Lucas afirma que está acontecendo um fenômeno entre jovens com menos de 20 anos de terem grande interesse nos discos de vinil. Entretanto, em sua visão, essa febre parece ser algo passageiro. “Tem gente que vem aqui revender coleção que comprou com a gente um ano atrás”, conta.
Além dos próprios discos, esse grupo etário vem aumentando seu interesse em câmeras digitais estilo Cybershot, revistas em quadrinho, aparelhos MP3, entre outros. Apesar de não entender o porquê dessa febre, o funcionário supõe que a facilidade de encontrar músicas e demais produtos artísticos na era digital tenha tirado a graça do processo, as tecnologias estão muito avançadas. “Não tem mais para onde ir”, completa Lucas.

A hiperinflação dos preços, que ele relaciona ao interesse recente dos jovens, é um desafio para todos os colecionadores. “Os artistas novos entenderam o mercado”, afirma. Segundo Lucas, essa hiperinflação pode se desfazer quando a moda do vinil passar, mas, até lá, se tornará um grande desafio para quem se interessa em desenvolver suas coleções.
A maior parte do público dos vinis, porém, não são os jovens que entraram na moda do momento, pois aqueles que se interessavam pelos discos nunca deixaram de procurá-los.
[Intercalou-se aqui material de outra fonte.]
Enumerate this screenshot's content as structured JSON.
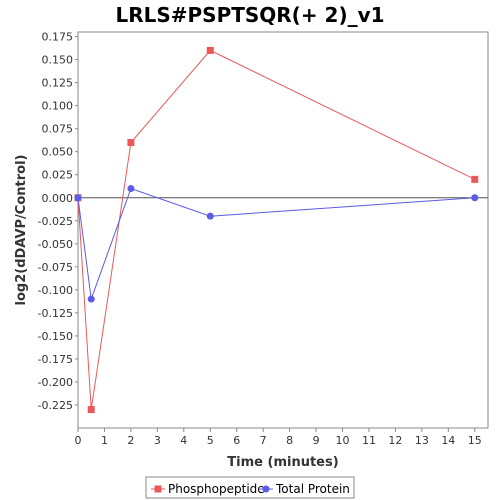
{
  "chart_data": {
    "type": "line",
    "title": "LRLS#PSPTSQR(+ 2)_v1",
    "xlabel": "Time (minutes)",
    "ylabel": "log2(dDAVP/Control)",
    "xlim": [
      0,
      15.5
    ],
    "ylim": [
      -0.25,
      0.18
    ],
    "x_ticks": [
      "0",
      "1",
      "2",
      "3",
      "4",
      "5",
      "6",
      "7",
      "8",
      "9",
      "10",
      "11",
      "12",
      "13",
      "14",
      "15"
    ],
    "y_ticks": [
      "0.175",
      "0.150",
      "0.125",
      "0.100",
      "0.075",
      "0.050",
      "0.025",
      "0.000",
      "-0.025",
      "-0.050",
      "-0.075",
      "-0.100",
      "-0.125",
      "-0.150",
      "-0.175",
      "-0.200",
      "-0.225"
    ],
    "grid": false,
    "legend_position": "bottom",
    "series": [
      {
        "name": "Phosphopeptide",
        "color": "#e8595a",
        "marker": "square",
        "x": [
          0,
          0.5,
          2,
          5,
          15
        ],
        "y": [
          0.0,
          -0.23,
          0.06,
          0.16,
          0.02
        ]
      },
      {
        "name": "Total Protein",
        "color": "#5b5be8",
        "marker": "circle",
        "x": [
          0,
          0.5,
          2,
          5,
          15
        ],
        "y": [
          0.0,
          -0.11,
          0.01,
          -0.02,
          0.0
        ]
      }
    ]
  }
}
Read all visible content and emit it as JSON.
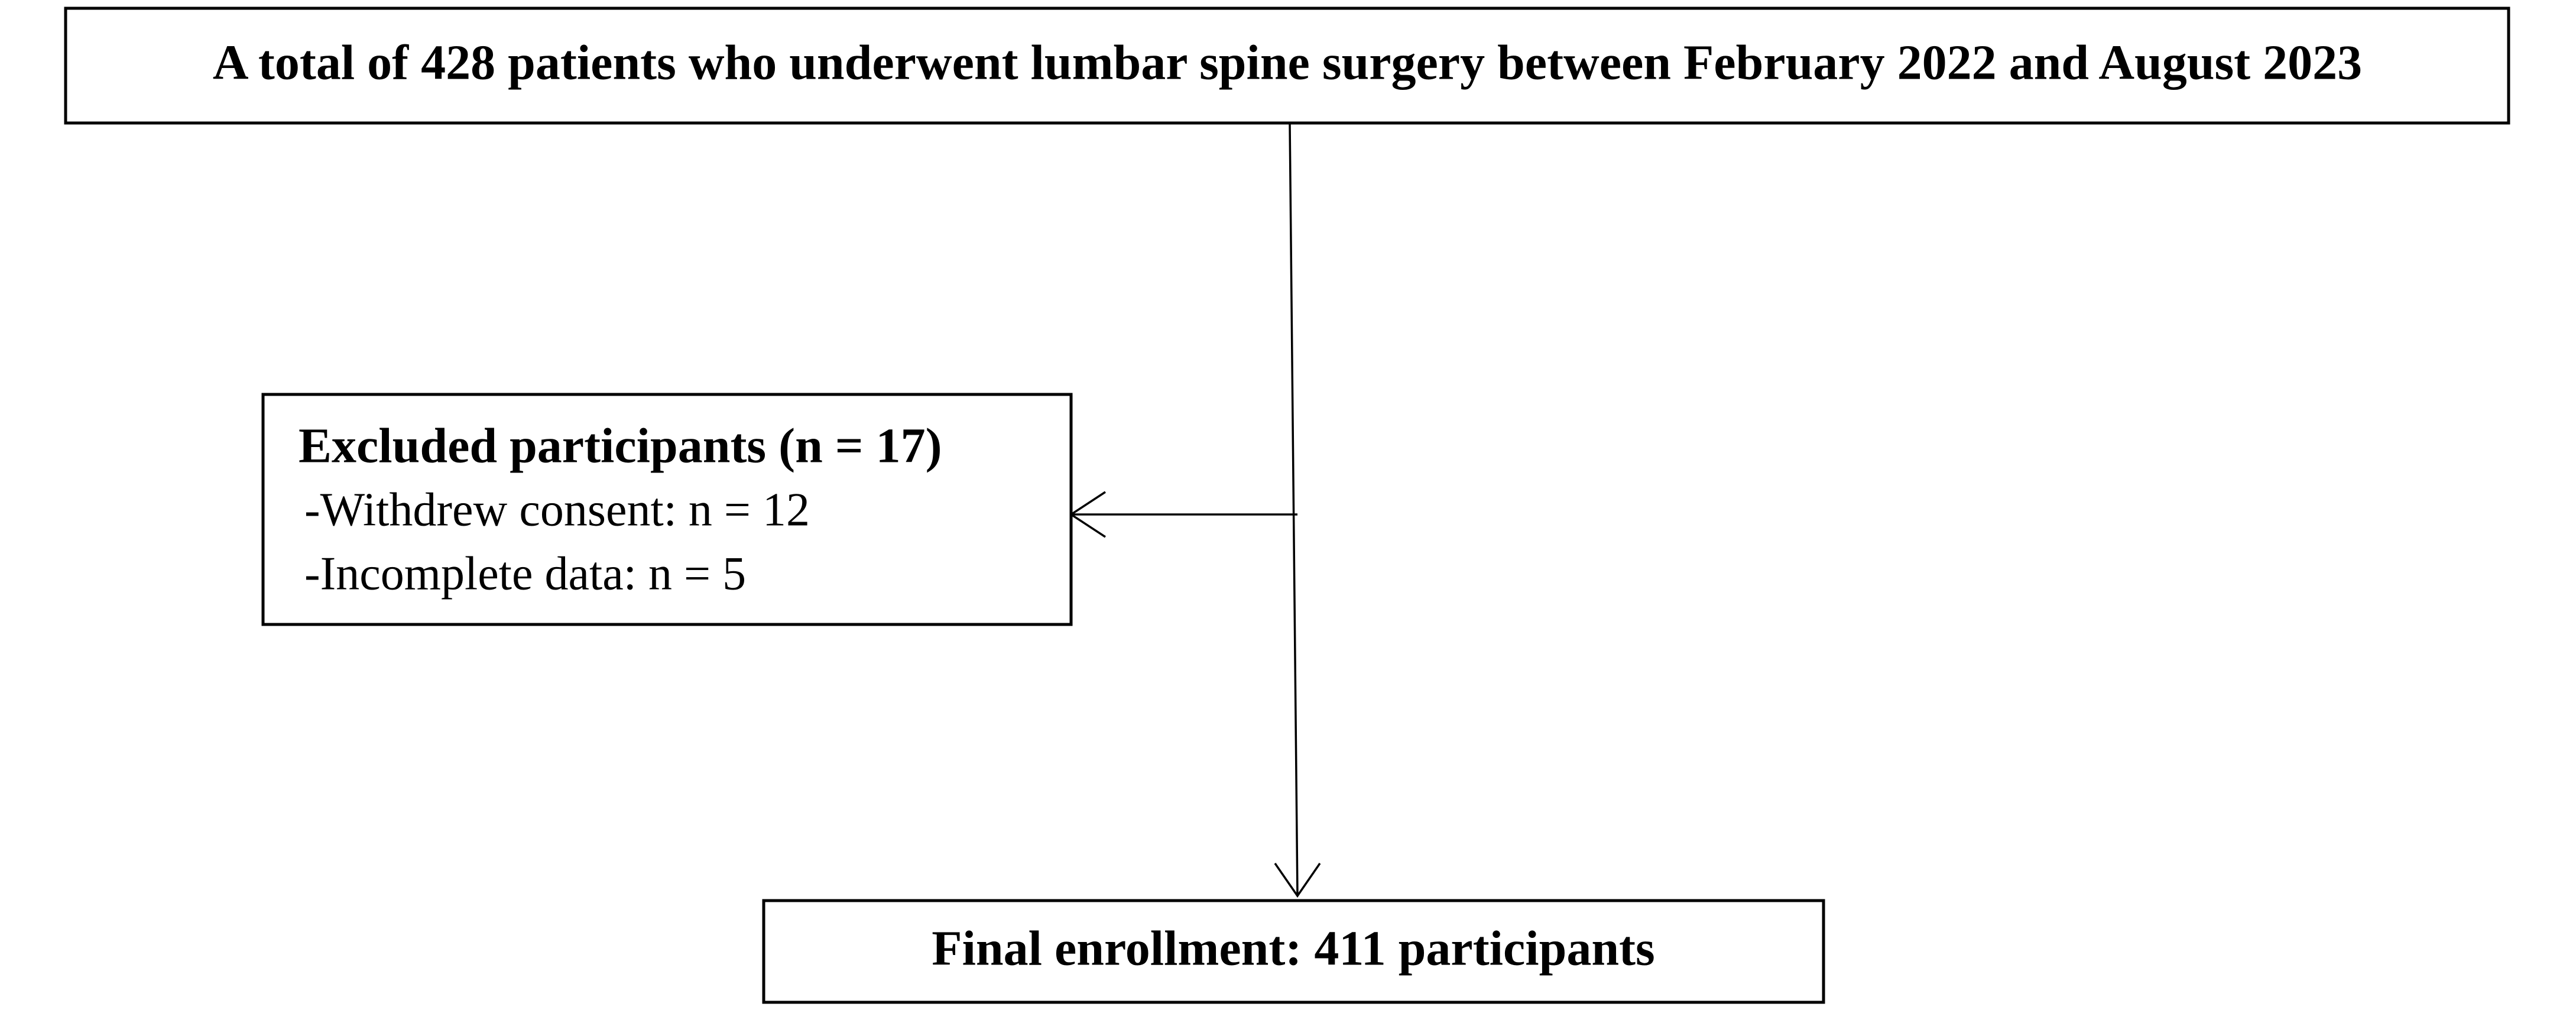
{
  "top_box": {
    "text": "A total of 428 patients who underwent lumbar spine surgery between February 2022 and August 2023"
  },
  "excluded_box": {
    "title": "Excluded participants (n = 17)",
    "items": [
      "-Withdrew consent: n = 12",
      "-Incomplete data: n = 5"
    ]
  },
  "final_box": {
    "text": "Final enrollment: 411 participants"
  }
}
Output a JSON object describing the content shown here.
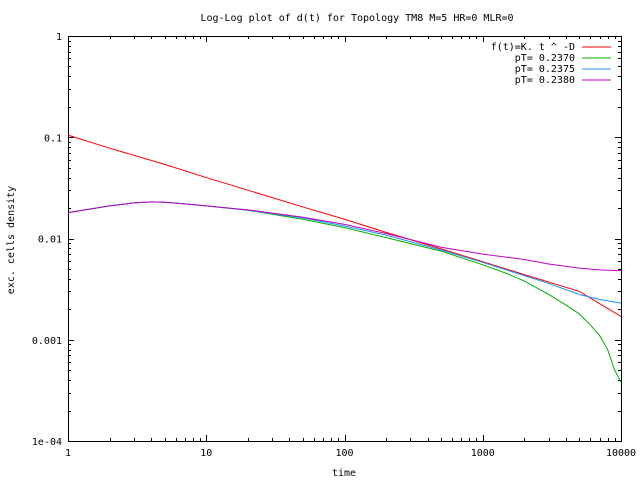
{
  "chart_data": {
    "type": "line",
    "title": "Log-Log plot of d(t) for Topology TM8 M=5 HR=0 MLR=0",
    "xlabel": "time",
    "ylabel": "exc. cells density",
    "x_scale": "log",
    "y_scale": "log",
    "xlim": [
      1,
      10000
    ],
    "ylim": [
      0.0001,
      1
    ],
    "x_ticks": [
      {
        "value": 1,
        "label": "1"
      },
      {
        "value": 10,
        "label": "10"
      },
      {
        "value": 100,
        "label": "100"
      },
      {
        "value": 1000,
        "label": "1000"
      },
      {
        "value": 10000,
        "label": "10000"
      }
    ],
    "y_ticks": [
      {
        "value": 0.0001,
        "label": "1e-04"
      },
      {
        "value": 0.001,
        "label": "0.001"
      },
      {
        "value": 0.01,
        "label": "0.01"
      },
      {
        "value": 0.1,
        "label": "0.1"
      },
      {
        "value": 1,
        "label": "1"
      }
    ],
    "grid": false,
    "legend_position": "top-right",
    "series": [
      {
        "name": "f(t)=K. t ^ -D",
        "color": "#ff0000",
        "x": [
          1,
          2,
          5,
          10,
          20,
          50,
          100,
          200,
          500,
          1000,
          2000,
          5000,
          10000
        ],
        "y": [
          0.105,
          0.078,
          0.054,
          0.04,
          0.03,
          0.0205,
          0.0155,
          0.0115,
          0.0079,
          0.0059,
          0.0044,
          0.003,
          0.0017
        ]
      },
      {
        "name": "pT= 0.2370",
        "color": "#00b000",
        "x": [
          1,
          2,
          3,
          4,
          5,
          7,
          10,
          20,
          50,
          100,
          200,
          500,
          1000,
          1500,
          2000,
          3000,
          4000,
          5000,
          6000,
          7000,
          8000,
          9000,
          10000
        ],
        "y": [
          0.018,
          0.021,
          0.0225,
          0.023,
          0.0228,
          0.022,
          0.021,
          0.019,
          0.0155,
          0.0128,
          0.0102,
          0.0075,
          0.0055,
          0.0045,
          0.0038,
          0.0028,
          0.0022,
          0.0018,
          0.0014,
          0.0011,
          0.0008,
          0.0005,
          0.00038
        ]
      },
      {
        "name": "pT= 0.2375",
        "color": "#1e90ff",
        "x": [
          1,
          2,
          3,
          4,
          5,
          7,
          10,
          20,
          50,
          100,
          200,
          500,
          1000,
          2000,
          3000,
          5000,
          7000,
          10000
        ],
        "y": [
          0.018,
          0.021,
          0.0225,
          0.023,
          0.0228,
          0.022,
          0.021,
          0.019,
          0.016,
          0.0133,
          0.0108,
          0.0077,
          0.0058,
          0.0043,
          0.0036,
          0.0028,
          0.0025,
          0.0023
        ]
      },
      {
        "name": "pT= 0.2380",
        "color": "#c000c0",
        "x": [
          1,
          2,
          3,
          4,
          5,
          7,
          10,
          20,
          50,
          100,
          200,
          500,
          1000,
          2000,
          3000,
          5000,
          7000,
          10000
        ],
        "y": [
          0.018,
          0.021,
          0.0225,
          0.023,
          0.0228,
          0.022,
          0.021,
          0.0192,
          0.0162,
          0.0138,
          0.0112,
          0.0082,
          0.007,
          0.0062,
          0.0056,
          0.0051,
          0.0049,
          0.0048
        ]
      }
    ]
  }
}
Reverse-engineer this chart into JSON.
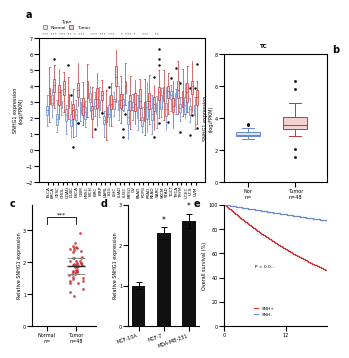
{
  "panel_a": {
    "categories": [
      "BLCA",
      "BRCA",
      "CESC",
      "CHOL",
      "COAD",
      "DLBC",
      "ESCA",
      "GBM",
      "HNSC",
      "KICH",
      "KIRC",
      "KIRP",
      "LAML",
      "LGG",
      "LIHC",
      "LUAD",
      "LUSC",
      "MESO",
      "OV",
      "PAAD",
      "PCPG",
      "PRAD",
      "READ",
      "SARC",
      "SKCM",
      "STAD",
      "TGCT",
      "THCA",
      "THYM",
      "UCEC",
      "UCS",
      "UVM"
    ],
    "normal_color": "#6688cc",
    "tumor_color": "#cc3333",
    "ylabel": "SNHG1 expression\n(log₂FPKM)",
    "ylim": [
      -2,
      7
    ]
  },
  "panel_b": {
    "title": "TC",
    "ylabel": "SNHG1 expression\n(log₂FPKM)",
    "ylim": [
      0,
      8
    ],
    "yticks": [
      0,
      2,
      4,
      6,
      8
    ],
    "normal_color": "#6688cc",
    "tumor_color": "#cc3333"
  },
  "panel_c": {
    "dot_color": "#cc3333",
    "line_color": "#333333",
    "ylabel": "Relative SNHG1 expression"
  },
  "panel_d": {
    "categories": [
      "MCF-10A",
      "MCF-7",
      "MDA-MB-231"
    ],
    "values": [
      1.0,
      2.3,
      2.6
    ],
    "errors": [
      0.08,
      0.15,
      0.18
    ],
    "bar_color": "#111111",
    "ylabel": "Relative SNHG1 expression",
    "ylim": [
      0,
      3
    ],
    "yticks": [
      0,
      1,
      2,
      3
    ],
    "sig_labels": [
      "",
      "*",
      "*"
    ]
  },
  "panel_e": {
    "ylabel": "Overall survival (%)",
    "ylim": [
      0,
      100
    ],
    "yticks": [
      0,
      20,
      40,
      60,
      80,
      100
    ],
    "p_value": "P = 0.0...",
    "line1_color": "#cc3333",
    "line2_color": "#6688cc",
    "line1_label": "SNH+",
    "line2_label": "SNH-"
  },
  "figure_bg": "#ffffff"
}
Com o surgimento do CD e, posteriormente, de outras mídias, muitas pessoas chegaram a descartar o LP, mas Lucas afirma: “Quem gosta de disco de vinil sempre colecionou e sempre comprou”. O Sebo Antiguidades possui uma clientela fiel, sendo os colecionadores um dos grupos de destaque, que frequentam a loja para garimpar os novos itens de suas coleções.
O interesse pelos discos de vinil não é algo novo, mas este destaque recente entre aqueles que nasceram no segundo milênio foi o motivo de muitas pessoas entrarem, pela primeira vez, em contato com essa forma de ouvir música. “Quem gosta mesmo tá nessa desde que se entende por gente, e tem gente que tá se aventurando, e isso é bom!”, conclui Lucas. Para ele, é importante que as novas gerações entendam o valor das músicas de 40 ou até 50 anos atrás, e devem ser encorajadas a se aventurar no mundo dos discos.
É evidente a paixão, a seriedade e o investimento que os colecionadores precisam ter quando se dedicam a esse universo. O vinil não é um mero modo de escutar música, é um artefato cultural que é capaz de reunir pessoas, trazer à tona memórias antigas e é o responsável por despertar sentimentos reconfortantes e criar experiências únicas. Além de um som orgânico, os LP fazem as pessoas serem ativas no processo de ouvir música, interagindo com o passado e o presente simultaneamente.